Fridays for Future: Zurück ins Bewusstsein
Mit der Corona-Pandemie war es stiller geworden um die Klimabewegung Fridays for Future. Im vergangenen Jahr machte dagegen vor allem die Letzte Generation mit heiß diskutierten Aktionen auf sich und ihre Forderungen zum Klimaschutz aufmerksam. Spätestens mit den Geschehnissen in Lützerath sind die Streikenden von Fridays vor Future nun aber zurück auf der Bildfläche.
Die Klimabewegung Fridays for Future hat seit ihrer internationalen Ausbreitung für großes Aufsehen in der Politik gesorgt. Die wöchentlichen Streiks brachten weltweit Menschen jeden Alters, vor allem aber Jugendliche auf die Straßen, um für mehr Klimaschutz zu demonstrieren. Doch seit Beginn der Corona-Pandemie war es merklich stiller um die einst so laute Bewegung geworden. Krisen wie der Ukraine-Krieg oder die Inflation rückten andere Probleme medial in den Vordergrund. Mit neuen Ideen und Sichtweisen sind die Klimaaktivistinnen und -aktivisten nun aber wieder aktiv zurück auf den Straßen.
#LütziBleibt
Derzeit setzt sich die Fridays-for-Future-Bewegung aktiv für die Rettung des Dorfes Lützerath in Nordrhein-Westfalen ein. Die Einhaltung des 1,5-Grad-Ziels sei laut Aktivistinnen und Aktivisten nicht mit dem Braunkohleabbau unter Lützerath vereinbar. Bundesregierung und Landesregierung hatten dem Energiekonzern RWE den Abriss des inzwischen geräumten Dorfes genehmigt – mit der Begründung, die zusätzlichen Tonnen Braunkohle seien notwendig für die Versorgungssicherheit. Ein Gutachten des Ministeriums für Wirtschaft, Industrie, Klimaschutz und Energie Nordrhein-Westfalens sollte dies im September 2022 belegen. Demnach gebe es eine Differenz von mindestens 17 Millionen Tonnen Braunkohle, sollte die Kohle Lützeraths nicht genutzt werden können. Eine Prognose für dieses Jahr zeige zudem, dass sich die Differenz aufgrund der anhaltenden Gasknappheit deutlich vergrößern werde.
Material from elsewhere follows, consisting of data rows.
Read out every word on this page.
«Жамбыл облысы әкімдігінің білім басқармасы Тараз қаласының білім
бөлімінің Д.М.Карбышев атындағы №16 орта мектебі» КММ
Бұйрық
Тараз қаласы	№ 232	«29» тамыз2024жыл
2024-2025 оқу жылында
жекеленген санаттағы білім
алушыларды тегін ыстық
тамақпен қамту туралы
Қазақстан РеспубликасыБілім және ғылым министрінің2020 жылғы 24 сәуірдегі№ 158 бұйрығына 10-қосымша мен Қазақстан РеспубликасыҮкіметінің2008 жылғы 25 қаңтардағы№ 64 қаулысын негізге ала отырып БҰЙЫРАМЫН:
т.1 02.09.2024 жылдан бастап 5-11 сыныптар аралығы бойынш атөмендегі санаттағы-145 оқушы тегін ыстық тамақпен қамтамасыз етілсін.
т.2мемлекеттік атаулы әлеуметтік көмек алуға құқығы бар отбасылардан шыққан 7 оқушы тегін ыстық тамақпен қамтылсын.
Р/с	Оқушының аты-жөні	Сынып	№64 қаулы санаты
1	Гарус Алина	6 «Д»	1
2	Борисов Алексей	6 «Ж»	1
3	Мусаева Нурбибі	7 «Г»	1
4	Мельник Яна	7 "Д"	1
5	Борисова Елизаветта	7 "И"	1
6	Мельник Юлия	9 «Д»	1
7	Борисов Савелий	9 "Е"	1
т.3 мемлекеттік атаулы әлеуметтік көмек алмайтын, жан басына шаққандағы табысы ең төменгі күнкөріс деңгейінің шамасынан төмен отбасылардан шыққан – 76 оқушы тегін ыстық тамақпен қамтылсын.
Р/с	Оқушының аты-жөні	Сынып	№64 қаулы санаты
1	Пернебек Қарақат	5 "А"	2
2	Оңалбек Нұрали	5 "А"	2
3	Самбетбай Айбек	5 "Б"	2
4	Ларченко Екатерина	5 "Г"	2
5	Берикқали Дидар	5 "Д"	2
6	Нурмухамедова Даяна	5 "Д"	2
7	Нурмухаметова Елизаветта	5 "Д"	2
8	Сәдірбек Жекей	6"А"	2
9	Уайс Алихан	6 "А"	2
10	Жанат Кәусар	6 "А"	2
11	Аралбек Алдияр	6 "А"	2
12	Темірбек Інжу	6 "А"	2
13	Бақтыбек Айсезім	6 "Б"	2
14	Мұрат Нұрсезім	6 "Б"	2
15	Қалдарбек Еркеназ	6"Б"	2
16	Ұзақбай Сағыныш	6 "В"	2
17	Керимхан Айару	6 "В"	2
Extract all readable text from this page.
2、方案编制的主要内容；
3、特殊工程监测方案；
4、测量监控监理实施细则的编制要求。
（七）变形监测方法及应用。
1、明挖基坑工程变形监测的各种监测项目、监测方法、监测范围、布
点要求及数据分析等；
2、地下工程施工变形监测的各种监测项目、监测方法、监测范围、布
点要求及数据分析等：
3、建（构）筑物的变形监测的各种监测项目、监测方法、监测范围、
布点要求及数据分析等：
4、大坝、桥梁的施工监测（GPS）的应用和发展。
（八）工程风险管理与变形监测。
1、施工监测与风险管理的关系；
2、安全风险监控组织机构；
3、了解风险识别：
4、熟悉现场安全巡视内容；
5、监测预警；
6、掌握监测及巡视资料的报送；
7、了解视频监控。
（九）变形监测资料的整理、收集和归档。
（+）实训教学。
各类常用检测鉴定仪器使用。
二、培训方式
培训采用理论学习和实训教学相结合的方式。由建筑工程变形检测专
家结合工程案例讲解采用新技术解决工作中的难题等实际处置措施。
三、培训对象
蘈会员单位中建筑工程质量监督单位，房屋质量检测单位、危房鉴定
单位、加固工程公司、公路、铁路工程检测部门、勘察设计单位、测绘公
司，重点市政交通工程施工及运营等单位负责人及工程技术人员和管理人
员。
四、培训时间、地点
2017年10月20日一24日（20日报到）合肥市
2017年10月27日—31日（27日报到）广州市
Eine wissenschaftliche Kurzstudie der Forscherinnen und Forscher der Europa-Universität Flensburg, der Technischen Universität Berlin und des Deutschen Instituts für Wirtschaftsforschung in Berlin kam bereits im August 2022 jedoch zu einem ganz anderen Schluss. Bis 2030, dem angestrebten Kohleausstieg der schwarz-grünen Landesregierung Nordrhein-Westfalens, solle der Bedarf von 271 Millionen Tonnen Braunkohle im Rheinischen Revier durch die schon förderfähigen 300 Millionen Tonnen in bereits genehmigten Abbaubereichen ausreichen. Die Klimaaktivistinnen und Klimaaktivisten beziehen sich auf diese Studie und werfen RWE vor, nur aus Profitgier am Abbau Lützeraths festzuhalten.
Zahlreiche Vertreterinnen und Vertreter von Fridays for Future sowie weiteren Klimabewegungen reisten daher am vergangenen Sonntag nach Lützerath, um ihre Proteste gegen die Dorfräumung zu beginnen. Laut Berichten soll es immer wieder zu Auseinandersetzungen mit der Polizei gekommen sein. Am Mittwoch hat die Polizei schließlich mit der Räumung des Protestcamps begonnen, die Lage spitzt sich in diesen Tagen zu. Auch Luisa Neubauer, eine der Hauptorganisatorinnen von Fridays for Future in Deutschland, und Fridays-for-Future-Initiatorin Greta Thunberg sind vor Ort und demonstrieren gegen die Räumung von Lützerath.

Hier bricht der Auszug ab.